Villar sponsored and authored the bill while Senate President Pro Tempore Ralph Recto and Senators Imee Marcos and Francis Pangilinan are the co-authors.
“Pagkatapos ng mahabang panahon, mabibigay na rin sa mga magniniyog ang para sa kanila. Kahit na hindi naisama ang ilang mga probisyon sa aming panukala sa final version at pakiramdam ko ay watered-down ang ilang mga probisyon na naipasa, mas maigi nang meron kaysa wala para mabigyan na ng suporta ang mga magniniyog,” Pangilinan said in a statement.
(After a long time, we can finally give the coconuts farmers what is rightfully theirs. While the amendments we proposed were not included in the final version and that some of the provisions were watered-down, it was still better that the bill was approved to give support to our coconut farmers.
“Itutulak na lang natin ang posibleng pag-amyenda sa batas at maibalik ang mga probisyon na tinanggal sa susunod na mga panahon kung makita natin na mas magiging mabuti ito para sa kanila,” he added.
(We will just push for the possible amendments we can introduce to the law if we see that will benefit the coconut farmers.)
During the period of amendments, Pangilinan, together with his fellow opposition senators, sought to include a farmer representative and a representative from the Department of Agriculture in the Trust Fund Management Committee, which will be tasked to set the investment strategy of the trust fund.
The Senate did not adopt the said amendment.
Under the current version of the Senate bill, the committee will be composed of representatives from the Departments of Finance, Budget and Management, and Justice, Pangilinan noted.
“We respect the decision of the body, but we strongly believe that our coconut farmers should be involved in all aspects of the decision-making process in the management of the coconut levy funds,” Pangilinan said.
“It is, after all, their money; the blood, sweat, and tears of our coconut farmers,” he added.

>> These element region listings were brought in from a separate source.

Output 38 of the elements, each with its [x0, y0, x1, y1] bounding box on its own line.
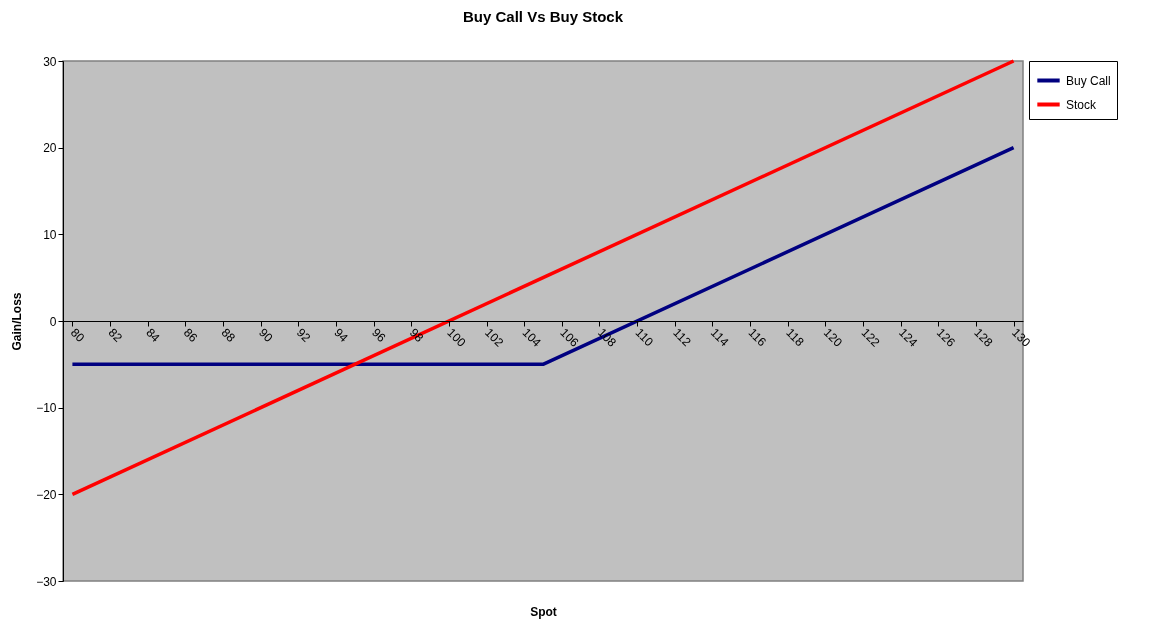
legend-label: Buy Call: [1066, 73, 1111, 88]
y-tick-label: 20: [43, 141, 57, 156]
x-tick-label: 102: [482, 325, 507, 350]
y-axis-title: Gain/Loss: [10, 292, 25, 351]
legend-label: Stock: [1066, 97, 1098, 112]
x-tick-label: 104: [519, 325, 545, 350]
x-tick-label: 106: [557, 325, 582, 350]
x-tick-label: 114: [707, 325, 732, 350]
x-tick-label: 84: [143, 325, 163, 346]
x-tick-label: 86: [180, 325, 201, 346]
x-tick-label: 110: [632, 325, 657, 350]
y-tick-label: 30: [43, 54, 57, 69]
x-tick-label: 130: [1009, 325, 1034, 350]
y-tick-label: −30: [36, 574, 57, 589]
x-tick-label: 124: [896, 325, 921, 350]
x-tick-label: 128: [971, 325, 996, 350]
x-tick-label: 82: [105, 325, 126, 346]
x-tick-label: 120: [820, 325, 846, 350]
x-tick-label: 94: [331, 325, 352, 346]
x-tick-label: 118: [783, 325, 807, 350]
x-tick-label: 96: [369, 325, 389, 346]
x-tick-label: 80: [67, 325, 88, 346]
x-tick-label: 112: [670, 325, 694, 350]
x-tick-label: 116: [745, 325, 770, 350]
x-tick-label: 98: [406, 325, 427, 346]
x-tick-label: 90: [256, 325, 276, 346]
x-tick-label: 122: [858, 325, 883, 350]
x-axis-title: Spot: [530, 604, 557, 619]
x-tick-label: 92: [293, 325, 314, 346]
y-tick-label: −20: [36, 487, 57, 502]
x-tick-label: 100: [444, 325, 469, 350]
y-tick-label: 0: [49, 314, 57, 329]
x-tick-label: 108: [595, 325, 620, 350]
y-tick-label: −10: [36, 401, 57, 416]
x-tick-label: 88: [218, 325, 239, 346]
y-tick-label: 10: [43, 227, 57, 242]
chart-title: Buy Call Vs Buy Stock: [462, 8, 624, 25]
x-tick-label: 126: [933, 325, 959, 350]
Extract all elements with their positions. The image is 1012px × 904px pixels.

Under the bill, Pangilinan said coconut farmers are defined “as owners or leaseholders of coconut farms that are not more than five hectares, tenants who till or supervise the cultivation of the coconut farms, or farm workers or laborers.”
Further, a Coconut Farmers and Industry Development Plan that will “set the directions and policies for the development and rehabilitation of the coconut industry within 50 years” will be established under the bill.
Pangilinan said the bill provides for the annual allocation of the trust fund available for disbursement which should not be less than P5 billion per year “but which can be more if the funds permit.”
He said the annual allocation of the trust fund will be:
- 20%: Development of hybrid coconut seed farms, and nursery for planting and replanting;
- 10%: Farm improvements through diversification and/or intercropping;
- 10%: Shared facilities for processing;
- 10%: Credit programs;
- 10%: Infrastructure development, which will include prioritizing the use of coco coir in the DPWH’s construction of roads
- and other applicable projects;
- 10%: Health and medical program
- 8%: Training of farmers and their families;
- 8%: Scholarship program;
- 5%: Research, marketing and promotion;
- 5%: Organizing and empowerment of coconut farmer organizations and cooperatives;
- 4%: Crop insurance
The upper chamber is expected to give its final approval to the measure Monday next week. Similar bills are still pending at the committee level in the House of Representatives.
“The coco levy trust fund bill is a priority because it seeks to end over four decades of injustice and poverty of our coconut farmers from whom the levy was extracted,” Pangilinan went on.